Atrial fibrillation can be caused by various factors, such as age, high blood pressure, hyperthyroidism (overactive thyroid gland), diabetes, sleep apnea, alcohol consumption, family history, and genetics. In many cases, the cause of atrial fibrillation remains unknown.
Symptoms of atrial fibrillation
Patients experience atrial fibrillation in different ways. Signs and symptoms include
› Rapid heartbeat/palpitations
› Shortness of breath
› Chest pain
In about 30% of cases, atrial fibrillation is asymptomatic.
Effect of atrial fibrillation
When left untreated, atrial fibrillation can cause small blood clots in the atria. These blood clots can travel to the brain and cause strokes.
Mellanie True Hills is a speaker and CEO of the group StopAfib.org, which she created as a patient-to-patient resource to share what she and other atrial fibrillation patients have learned.

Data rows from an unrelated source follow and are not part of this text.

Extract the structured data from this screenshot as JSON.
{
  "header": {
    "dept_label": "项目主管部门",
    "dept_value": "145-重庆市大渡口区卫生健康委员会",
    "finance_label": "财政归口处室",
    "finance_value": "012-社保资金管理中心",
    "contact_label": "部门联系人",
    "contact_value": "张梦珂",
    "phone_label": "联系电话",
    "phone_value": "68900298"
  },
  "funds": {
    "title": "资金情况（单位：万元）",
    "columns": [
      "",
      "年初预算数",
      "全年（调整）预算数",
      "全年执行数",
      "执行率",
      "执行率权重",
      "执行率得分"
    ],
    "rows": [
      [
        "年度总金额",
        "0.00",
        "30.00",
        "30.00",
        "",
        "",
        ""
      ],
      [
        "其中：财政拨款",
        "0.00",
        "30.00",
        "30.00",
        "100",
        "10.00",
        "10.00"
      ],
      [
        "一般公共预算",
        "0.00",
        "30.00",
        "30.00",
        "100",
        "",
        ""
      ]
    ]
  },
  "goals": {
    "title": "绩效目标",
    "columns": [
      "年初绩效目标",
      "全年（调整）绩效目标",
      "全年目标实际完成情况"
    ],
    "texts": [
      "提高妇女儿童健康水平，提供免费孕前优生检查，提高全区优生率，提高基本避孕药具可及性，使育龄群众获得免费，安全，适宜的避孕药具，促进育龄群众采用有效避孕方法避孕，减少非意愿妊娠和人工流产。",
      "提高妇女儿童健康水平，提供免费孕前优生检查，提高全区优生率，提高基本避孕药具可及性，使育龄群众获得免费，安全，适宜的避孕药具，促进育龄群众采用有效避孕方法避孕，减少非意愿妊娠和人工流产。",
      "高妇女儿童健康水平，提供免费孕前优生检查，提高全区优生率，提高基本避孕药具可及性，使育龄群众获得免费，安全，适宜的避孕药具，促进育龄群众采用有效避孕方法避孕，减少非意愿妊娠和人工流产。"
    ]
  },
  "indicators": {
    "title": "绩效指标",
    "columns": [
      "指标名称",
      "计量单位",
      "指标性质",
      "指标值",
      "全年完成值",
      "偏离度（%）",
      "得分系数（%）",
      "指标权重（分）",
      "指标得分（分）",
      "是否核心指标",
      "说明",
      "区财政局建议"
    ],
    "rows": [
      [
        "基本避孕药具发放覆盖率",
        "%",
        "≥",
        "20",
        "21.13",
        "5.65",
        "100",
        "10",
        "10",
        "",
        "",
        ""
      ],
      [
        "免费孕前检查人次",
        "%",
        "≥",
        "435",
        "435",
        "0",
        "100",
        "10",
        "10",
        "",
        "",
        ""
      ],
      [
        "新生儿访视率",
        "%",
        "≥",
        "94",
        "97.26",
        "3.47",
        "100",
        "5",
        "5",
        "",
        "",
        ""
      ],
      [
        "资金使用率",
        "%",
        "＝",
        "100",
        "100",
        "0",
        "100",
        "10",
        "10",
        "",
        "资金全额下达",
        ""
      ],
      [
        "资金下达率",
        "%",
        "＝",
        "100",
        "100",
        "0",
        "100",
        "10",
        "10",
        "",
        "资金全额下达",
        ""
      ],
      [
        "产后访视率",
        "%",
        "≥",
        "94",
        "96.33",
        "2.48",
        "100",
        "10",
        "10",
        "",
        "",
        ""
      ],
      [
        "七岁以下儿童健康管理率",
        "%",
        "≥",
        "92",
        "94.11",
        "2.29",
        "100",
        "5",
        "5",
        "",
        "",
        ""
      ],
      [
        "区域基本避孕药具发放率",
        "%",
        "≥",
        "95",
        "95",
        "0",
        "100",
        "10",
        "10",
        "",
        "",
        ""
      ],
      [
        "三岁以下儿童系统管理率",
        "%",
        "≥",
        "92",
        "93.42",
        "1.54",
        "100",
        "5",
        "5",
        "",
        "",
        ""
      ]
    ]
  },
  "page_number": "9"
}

She shared with us the below testimony about the BRAIN-AF trial:
“Patients tell me they are devastated by being diagnosed with atrial fibrillation, which hijacks their lives so they can no longer do the things they love. On top of that, they now have to be afraid of strokes and bleeds.
Now, they’re hearing that AF may lead to dementia and cognitive issues, too, and no one knows why or what to do about it. They just can’t handle this. Many just want to give up and don’t even want to go on knowing what lies ahead.
But, BRAIN-AF may provide hope for AF patients and their loved ones by increasing scientific knowledge on AF, which could lead the better quality of life for them.”
What is a stroke?
A stroke (cerebrovascular accident) is defined by a sudden loss of one or several brain functions due to an interruption in blood flow. This interruption may be caused by a blood clot or a ruptured blood vessel. Strokes can also be silent. This occurs when tiny blood clots lodge in the brain without any apparent symptoms.
What is cognitive decline?
Cognitive decline, or brain function decline, is an impairment of one or several mental abilities, such as memory, comprehension, reasoning, and attention. Several studies have confirmed a link between silent strokes, cognitive decline, and atrial fibrillation. According to researchers at the Montreal Heart Institute, silent strokes can cause memory impairment and, later on, dementia.